Gaddafi has eight children, seven of them sons. His eldest son, Muhammad Gaddafi, was born to a wife now in disfavour, but runs the Libyan Olympic Committee. The next eldest son by his second wife is Saif al-Islam al-Gaddafi, who was born in 1972 and is an architect. He runs a charity (GIFCA) which has been involved in negotiating freedom for hostages taken by Islamic militants, especially in the Philippines. In 2006, after sharply criticizing his father's regime, Saif Al Islam briefly left Libya, reportedly to take on a position in banking outside of the country. He returned to Libya soon after, launching an environment-friendly initiative to teach children how they can help clean up parts of Libya. He is involved in compensation negotiations with Italy and the United States. The third eldest, Saadi Gaddafi, is married to the daughter of a military commander. Saadi runs the Libyan Football Federation and signed for various professional teams including Italian Serie A team U.C. Sampdoria, although without appearing in first team games. Gaddafi's fourth son, Moatessem-Billah Gaddafi, was a Lieutenant Colonel in the Libyan army. He fled to Egypt after allegedly masterminding an Egyptian backed coup attempt against his father. Gaddafi forgave Moatessem and he returned to Libya where he now holds the post of national security adviser and heads his own unit within the army. Saif Al Islam and Moatessem-Billah are both seen as possible successors to their father.

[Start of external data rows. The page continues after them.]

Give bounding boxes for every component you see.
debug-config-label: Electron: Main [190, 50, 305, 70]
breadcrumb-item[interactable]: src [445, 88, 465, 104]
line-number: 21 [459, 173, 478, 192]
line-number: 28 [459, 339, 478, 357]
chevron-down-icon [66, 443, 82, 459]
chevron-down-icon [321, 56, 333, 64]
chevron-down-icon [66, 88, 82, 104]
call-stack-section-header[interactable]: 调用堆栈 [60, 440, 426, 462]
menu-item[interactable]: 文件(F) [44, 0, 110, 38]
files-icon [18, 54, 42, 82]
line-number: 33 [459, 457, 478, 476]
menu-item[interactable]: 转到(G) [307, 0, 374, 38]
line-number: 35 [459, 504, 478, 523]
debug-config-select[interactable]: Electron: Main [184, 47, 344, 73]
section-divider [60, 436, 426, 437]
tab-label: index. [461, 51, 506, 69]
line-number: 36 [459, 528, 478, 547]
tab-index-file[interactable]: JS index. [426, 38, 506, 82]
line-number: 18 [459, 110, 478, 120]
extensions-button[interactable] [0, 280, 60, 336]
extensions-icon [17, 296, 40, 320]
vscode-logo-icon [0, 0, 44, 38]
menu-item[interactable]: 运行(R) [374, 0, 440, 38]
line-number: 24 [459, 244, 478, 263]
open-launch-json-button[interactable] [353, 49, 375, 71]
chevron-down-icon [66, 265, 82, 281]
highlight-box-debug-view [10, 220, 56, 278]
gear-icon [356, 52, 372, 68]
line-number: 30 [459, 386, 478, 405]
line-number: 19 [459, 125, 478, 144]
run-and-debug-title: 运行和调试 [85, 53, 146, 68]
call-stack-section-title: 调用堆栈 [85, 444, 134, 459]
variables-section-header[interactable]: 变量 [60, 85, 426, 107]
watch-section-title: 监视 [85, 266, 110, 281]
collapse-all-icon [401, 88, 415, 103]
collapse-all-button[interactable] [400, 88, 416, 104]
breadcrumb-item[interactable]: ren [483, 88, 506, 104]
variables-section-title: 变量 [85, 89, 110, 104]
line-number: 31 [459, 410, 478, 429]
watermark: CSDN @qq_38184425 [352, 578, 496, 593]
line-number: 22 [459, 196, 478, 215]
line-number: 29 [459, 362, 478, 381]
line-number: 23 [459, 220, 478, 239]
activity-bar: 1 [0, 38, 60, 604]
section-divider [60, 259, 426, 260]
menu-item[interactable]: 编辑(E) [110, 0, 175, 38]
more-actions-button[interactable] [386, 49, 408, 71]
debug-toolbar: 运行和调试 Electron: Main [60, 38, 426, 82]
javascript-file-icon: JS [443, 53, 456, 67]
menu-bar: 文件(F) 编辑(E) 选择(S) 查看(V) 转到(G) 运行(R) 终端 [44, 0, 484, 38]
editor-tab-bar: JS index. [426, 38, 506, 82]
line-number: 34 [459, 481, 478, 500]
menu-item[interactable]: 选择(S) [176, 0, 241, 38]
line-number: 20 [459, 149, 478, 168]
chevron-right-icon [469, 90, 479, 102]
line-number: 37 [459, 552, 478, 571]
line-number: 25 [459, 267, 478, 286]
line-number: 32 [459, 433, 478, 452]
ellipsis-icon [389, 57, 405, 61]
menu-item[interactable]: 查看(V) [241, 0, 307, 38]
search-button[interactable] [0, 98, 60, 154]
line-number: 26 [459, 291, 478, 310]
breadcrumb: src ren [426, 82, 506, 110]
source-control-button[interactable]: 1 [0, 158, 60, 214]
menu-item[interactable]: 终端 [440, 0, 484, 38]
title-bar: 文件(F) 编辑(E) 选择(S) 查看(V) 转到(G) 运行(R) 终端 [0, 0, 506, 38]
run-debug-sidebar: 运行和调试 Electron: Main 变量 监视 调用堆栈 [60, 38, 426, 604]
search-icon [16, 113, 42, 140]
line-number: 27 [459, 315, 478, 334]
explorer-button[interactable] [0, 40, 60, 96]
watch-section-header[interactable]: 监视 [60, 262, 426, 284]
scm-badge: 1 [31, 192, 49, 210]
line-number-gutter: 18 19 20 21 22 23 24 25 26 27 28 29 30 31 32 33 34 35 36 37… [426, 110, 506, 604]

The fifth eldest, Hannibal Gaddafi, once worked for General National Maritime Transport Company, a company that specializes in Libyan oil exports. He is most notable for being involved in a series of violent incidents throughout Europe, including charges against him for beating up his then pregnant girlfriend, Alin Skaf. (In September 2004, Hannibal was involved in a police chase in Paris.) On July 15, 2008, Hannibal and his wife were held for two days and charged with assaulting two of their staff in Geneva, Switzerland and then released on bail on July 17. As a result, unless the Swiss government apologizes for the arrest, the government of Libya put a boycott on Swiss imports, reduced flights between Libya and Switzerland, stopped issuing visas to Swiss citizens, recalled diplomats from Bern, and forced all Swiss companies such as ABB and Nestlé to close offices and their staff arrested. General National Maritime Transport Company, which owns a large refinery in Switzerland, also halted oil shipments to Switzerland.
Gaddafi's two youngest sons are Saif Al Arab and Khamis, who is a police officer in Libya.
Gaddafi's only daughter is Aisha Gaddafi, a lawyer who had joined the defense team of executed former Iraqi leader Saddam Hussein. She married a cousin of her father in 2006.
His reportedly adopted daughter, Hanna, was killed in the June 1986 United States bombing of Libya. At a "concert for peace", held on April 15, 2006 in Tripoli to mark the 20th anniversary of the bombing raid, U.S. singer Lionel Richie told the audience:
In January 2002, Gaddafi purchased a 7.5% share of Italian football club Juventus for USD 21 million, through Lafico ("Libyan Arab Foreign Investment Company"). This followed a long-standing association with the Italian industrialist Gianni Agnelli and car manufacturer Fiat.
Gaddafi holds an honorary degree from Megatrend University in Belgrade conferred on him by former Yugoslav President Zoran Lilić.